The virus is now growing exponentially again across the country. The R rate is well above one and confirmed infections are running at about 3,500 a day, the real number perhaps twice that and doubling every seven to eight days. It started in the young but there is now a "sustained increase" in infections in those over 65.
Just as night follows day, emergency calls to ambulances are rising in many areas and hospitalisations are climbing again, with admissions projected at 1000 a day by October 1 and 2000 a day by October 9 on current trends.
Deaths, already ticking up slightly, will almost certainly follow, although hopefully at a slower rate than in the spring - but no one should count on that as winter sets in.
As transmission intensifies, so does the response. As of Friday, households across much of the North of England are no longer allowed to socialise and a 10pm curfew has been placed on pubs, bars, clubs and restaurants. Some ten million of us are currently subject to local restrictions in the UK and there is talk of wider "national measures" being put in place in a bid to “circuit break” the spread of the virus.

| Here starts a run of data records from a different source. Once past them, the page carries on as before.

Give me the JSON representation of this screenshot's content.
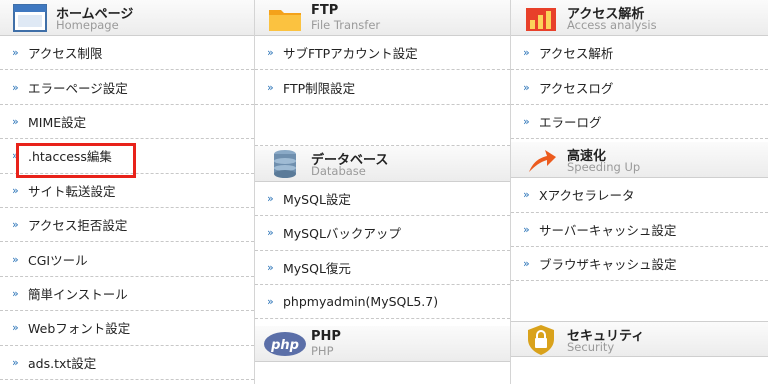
{
  "homepage": {
    "title": "ホームページ",
    "subtitle": "Homepage",
    "icon": "homepage-window-icon",
    "items": [
      {
        "label": "アクセス制限"
      },
      {
        "label": "エラーページ設定"
      },
      {
        "label": "MIME設定"
      },
      {
        "label": ".htaccess編集"
      },
      {
        "label": "サイト転送設定"
      },
      {
        "label": "アクセス拒否設定"
      },
      {
        "label": "CGIツール"
      },
      {
        "label": "簡単インストール"
      },
      {
        "label": "Webフォント設定"
      },
      {
        "label": "ads.txt設定"
      }
    ]
  },
  "ftp": {
    "title": "FTP",
    "subtitle": "File Transfer",
    "icon": "folder-icon",
    "items": [
      {
        "label": "サブFTPアカウント設定"
      },
      {
        "label": "FTP制限設定"
      }
    ]
  },
  "database": {
    "title": "データベース",
    "subtitle": "Database",
    "icon": "database-icon",
    "items": [
      {
        "label": "MySQL設定"
      },
      {
        "label": "MySQLバックアップ"
      },
      {
        "label": "MySQL復元"
      },
      {
        "label": "phpmyadmin(MySQL5.7)"
      }
    ]
  },
  "php": {
    "title": "PHP",
    "subtitle": "PHP",
    "icon": "php-logo-icon",
    "logo_text": "php"
  },
  "access": {
    "title": "アクセス解析",
    "subtitle": "Access analysis",
    "icon": "bar-chart-icon",
    "items": [
      {
        "label": "アクセス解析"
      },
      {
        "label": "アクセスログ"
      },
      {
        "label": "エラーログ"
      }
    ]
  },
  "speed": {
    "title": "高速化",
    "subtitle": "Speeding Up",
    "icon": "speed-arrow-icon",
    "items": [
      {
        "label": "Xアクセラレータ"
      },
      {
        "label": "サーバーキャッシュ設定"
      },
      {
        "label": "ブラウザキャッシュ設定"
      }
    ]
  },
  "security": {
    "title": "セキュリティ",
    "subtitle": "Security",
    "icon": "shield-lock-icon"
  },
  "arrow_glyph": "»",
  "colors": {
    "highlight": "#e8221a",
    "arrow": "#2a73b8",
    "subtitle": "#9a9a9a"
  }
}
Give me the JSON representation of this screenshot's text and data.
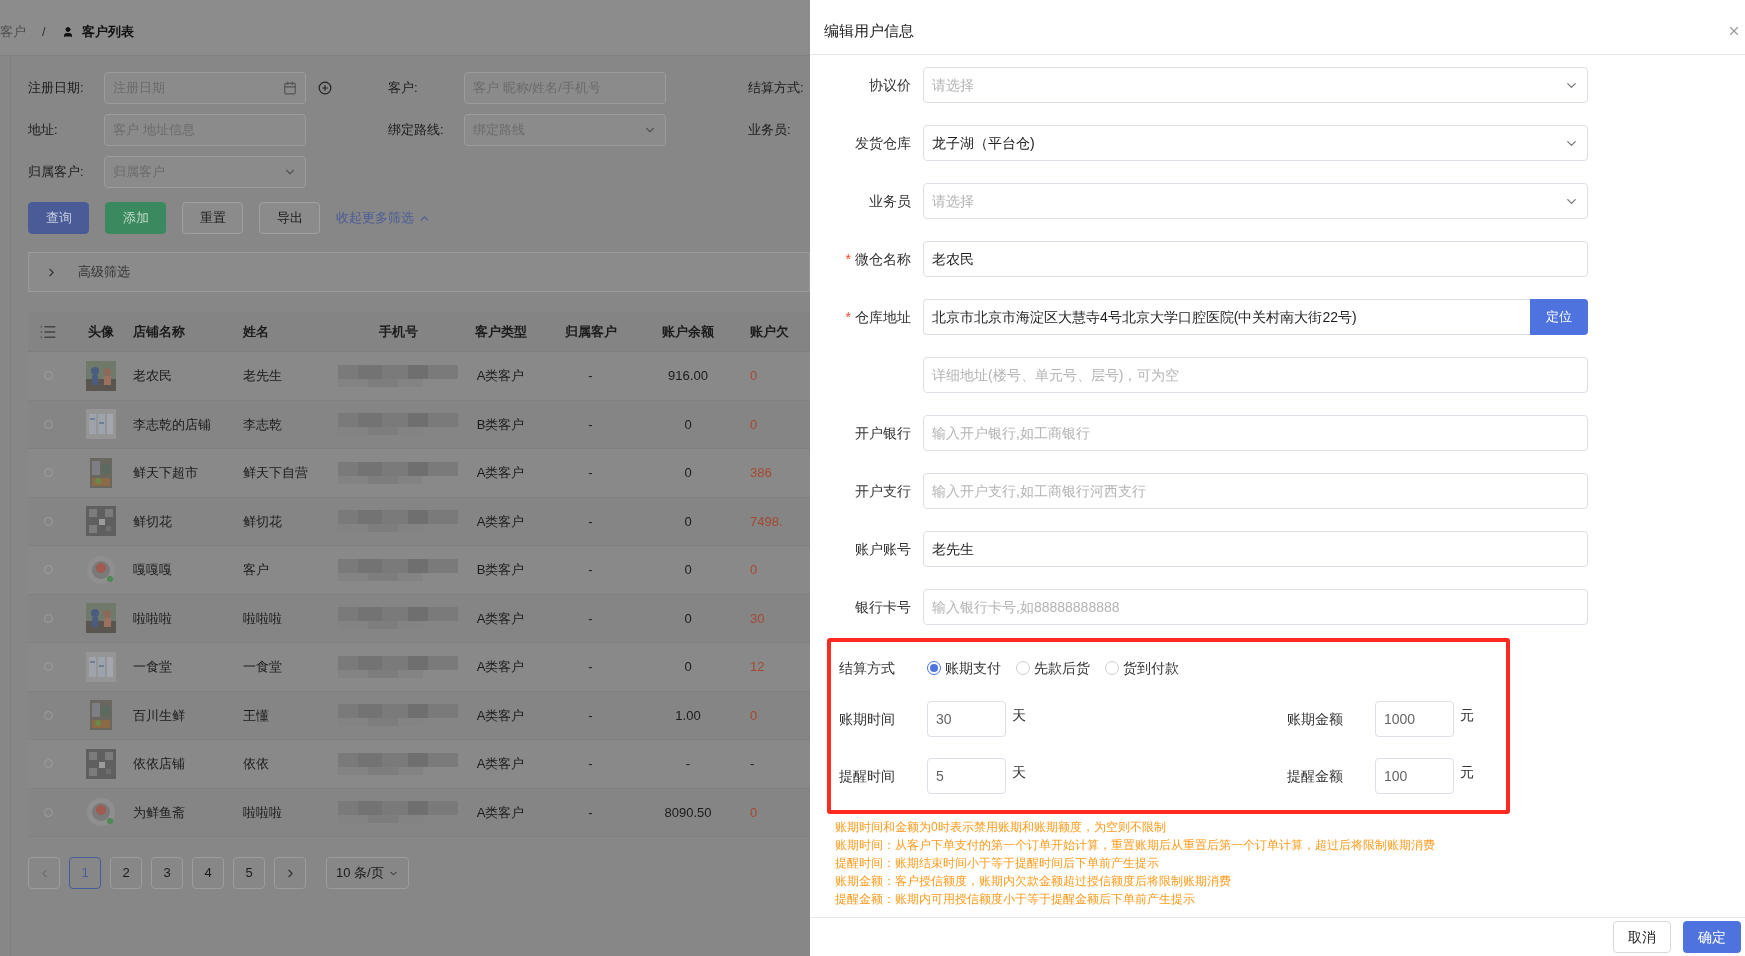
{
  "breadcrumb": {
    "items": [
      "客户",
      "客户列表"
    ],
    "separator": "/"
  },
  "filters": [
    {
      "label": "注册日期:",
      "kind": "date",
      "placeholder": "注册日期"
    },
    {
      "label": "客户:",
      "kind": "text",
      "placeholder": "客户 昵称/姓名/手机号"
    },
    {
      "label": "结算方式:",
      "kind": "label_only"
    },
    {
      "label": "地址:",
      "kind": "text",
      "placeholder": "客户 地址信息"
    },
    {
      "label": "绑定路线:",
      "kind": "select",
      "placeholder": "绑定路线"
    },
    {
      "label": "业务员:",
      "kind": "label_only"
    },
    {
      "label": "归属客户:",
      "kind": "select",
      "placeholder": "归属客户"
    }
  ],
  "actions": [
    {
      "label": "查询",
      "kind": "primary"
    },
    {
      "label": "添加",
      "kind": "success"
    },
    {
      "label": "重置",
      "kind": "default"
    },
    {
      "label": "导出",
      "kind": "default"
    }
  ],
  "collapse_link": "收起更多筛选",
  "advanced_filter": {
    "label": "高级筛选",
    "expanded": false
  },
  "table": {
    "columns": [
      "头像",
      "店铺名称",
      "姓名",
      "手机号",
      "客户类型",
      "归属客户",
      "账户余额",
      "账户欠"
    ],
    "rows": [
      {
        "selected": false,
        "store": "老农民",
        "name": "老先生",
        "type": "A类客户",
        "owner": "-",
        "balance": "916.00",
        "debt": "0",
        "color": "#a4492f"
      },
      {
        "selected": false,
        "store": "李志乾的店铺",
        "name": "李志乾",
        "type": "B类客户",
        "owner": "-",
        "balance": "0",
        "debt": "0",
        "color": "#a4492f"
      },
      {
        "selected": false,
        "store": "鲜天下超市",
        "name": "鲜天下自营",
        "type": "A类客户",
        "owner": "-",
        "balance": "0",
        "debt": "386",
        "color": "#a4492f"
      },
      {
        "selected": false,
        "store": "鲜切花",
        "name": "鲜切花",
        "type": "A类客户",
        "owner": "-",
        "balance": "0",
        "debt": "7498.",
        "color": "#a4492f"
      },
      {
        "selected": false,
        "store": "嘎嘎嘎",
        "name": "客户",
        "type": "B类客户",
        "owner": "-",
        "balance": "0",
        "debt": "0",
        "color": "#a4492f"
      },
      {
        "selected": false,
        "store": "啦啦啦",
        "name": "啦啦啦",
        "type": "A类客户",
        "owner": "-",
        "balance": "0",
        "debt": "30",
        "color": "#a4492f"
      },
      {
        "selected": false,
        "store": "一食堂",
        "name": "一食堂",
        "type": "A类客户",
        "owner": "-",
        "balance": "0",
        "debt": "12",
        "color": "#a4492f"
      },
      {
        "selected": false,
        "store": "百川生鲜",
        "name": "王懂",
        "type": "A类客户",
        "owner": "-",
        "balance": "1.00",
        "debt": "0",
        "color": "#a4492f"
      },
      {
        "selected": false,
        "store": "依依店铺",
        "name": "依依",
        "type": "A类客户",
        "owner": "-",
        "balance": "-",
        "debt": "-"
      },
      {
        "selected": false,
        "store": "为鲜鱼斋",
        "name": "啦啦啦",
        "type": "A类客户",
        "owner": "-",
        "balance": "8090.50",
        "debt": "0",
        "color": "#a4492f"
      }
    ]
  },
  "pagination": {
    "pages": [
      {
        "label": "1",
        "selected": true
      },
      {
        "label": "2",
        "selected": false
      },
      {
        "label": "3",
        "selected": false
      },
      {
        "label": "4",
        "selected": false
      },
      {
        "label": "5",
        "selected": false
      }
    ],
    "page_size": "10 条/页"
  },
  "drawer": {
    "title": "编辑用户信息",
    "required_mark": "*",
    "fields": [
      {
        "label": "协议价",
        "kind": "select",
        "required": false,
        "placeholder": "请选择"
      },
      {
        "label": "发货仓库",
        "kind": "select",
        "required": false,
        "value": "龙子湖（平台仓)"
      },
      {
        "label": "业务员",
        "kind": "select",
        "required": false,
        "placeholder": "请选择"
      },
      {
        "label": "微仓名称",
        "kind": "text",
        "required": true,
        "value": "老农民"
      },
      {
        "label": "仓库地址",
        "kind": "address",
        "required": true,
        "value": "北京市北京市海淀区大慧寺4号北京大学口腔医院(中关村南大街22号)",
        "button": "定位"
      },
      {
        "kind": "text",
        "required": false,
        "placeholder": "详细地址(楼号、单元号、层号)，可为空"
      },
      {
        "label": "开户银行",
        "kind": "text",
        "required": false,
        "placeholder": "输入开户银行,如工商银行"
      },
      {
        "label": "开户支行",
        "kind": "text",
        "required": false,
        "placeholder": "输入开户支行,如工商银行河西支行"
      },
      {
        "label": "账户账号",
        "kind": "text",
        "required": false,
        "value": "老先生"
      },
      {
        "label": "银行卡号",
        "kind": "text",
        "required": false,
        "placeholder": "输入银行卡号,如88888888888"
      }
    ],
    "settlement": {
      "label": "结算方式",
      "highlighted": true,
      "options": [
        {
          "label": "账期支付",
          "selected": true
        },
        {
          "label": "先款后货",
          "selected": false
        },
        {
          "label": "货到付款",
          "selected": false
        }
      ],
      "terms": [
        {
          "label": "账期时间",
          "value": "30",
          "unit": "天"
        },
        {
          "label": "账期金额",
          "value": "1000",
          "unit": "元"
        },
        {
          "label": "提醒时间",
          "value": "5",
          "unit": "天"
        },
        {
          "label": "提醒金额",
          "value": "100",
          "unit": "元"
        }
      ]
    },
    "notes": [
      "账期时间和金额为0时表示禁用账期和账期额度，为空则不限制",
      "账期时间：从客户下单支付的第一个订单开始计算，重置账期后从重置后第一个订单计算，超过后将限制账期消费",
      "提醒时间：账期结束时间小于等于提醒时间后下单前产生提示",
      "账期金额：客户授信额度，账期内欠款金额超过授信额度后将限制账期消费",
      "提醒金额：账期内可用授信额度小于等于提醒金额后下单前产生提示"
    ],
    "buttons": [
      {
        "label": "取消",
        "kind": "default"
      },
      {
        "label": "确定",
        "kind": "primary"
      }
    ]
  }
}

If all this feels a bit groundhoggy it is because it is. The modelling produced by Imperial College and the London School in early March always said the initial wave would be followed by rebound after rebound until a vaccine arrived. With each new spike in infections, suppression measures would need to be reimposed to stop things getting out of hand and the ever-fragile NHS from being overwhelmed.
Here’s the fiendish Professor Neil Ferguson in his own words on March 16: “The major challenge of [a] suppression [strategy] is that this type of intensive intervention package will need to be maintained until a vaccine becomes available (potentially 18 months or more) given that we predict that transmission will quickly rebound if interventions are relaxed.
“Intermittent social distancing – triggered by trends in disease surveillance – may allow interventions to be relaxed temporarily in relative short time windows, but measures will need to be reintroduced if or when case numbers rebound”.
The professor might have added one obvious caveat: the size of those viral rebounds (and the pain inflicted by their subsequent suppression) is largely down to our behaviour as a nation.
We can endlessly poke fun at the contradictions in the social distancing guidelines, encourage idiocy and undermine them, or we can get on with our lives within their bounds. The latter option keeps our children in school, most businesses ticking over and the Treasury independent of the IMF until a vaccine comes along.
We had one catastrophic national lockdown because, unlike places like China, South Korea, Vietnam and Taiwan, we failed to adjust our behaviour quickly enough when the virus was first reported on December 31. Now with the economy in shreds as a consequence, we can’t afford a second one.
As I wrote in April, a second major peak would be an economic tragedy as well as a human one. Shutting up shop for three months is heart attack territory. Having to do it again in mid-winter would put UK PLC on the slab.
The Prime Minister knows this but can’t bring himself to say it. His message should not be “everyone back to the office” but Chancellor Merkel’s line of adaptation and vigilance.
"We have all enjoyed the freedoms and relative protection from aerosols in the summer, which is possible through life outdoors," she told the nation three weeks ago. "In the coming months, it will now be important to keep infection rates low when we are back indoors - at workplaces, in schools and in homes.”
"We will have to live with this virus even longer, and that is why my basic attitude is one of vigilance, of attention," she added. "The fact remains: it is serious, as serious as ever. Continue to take it seriously."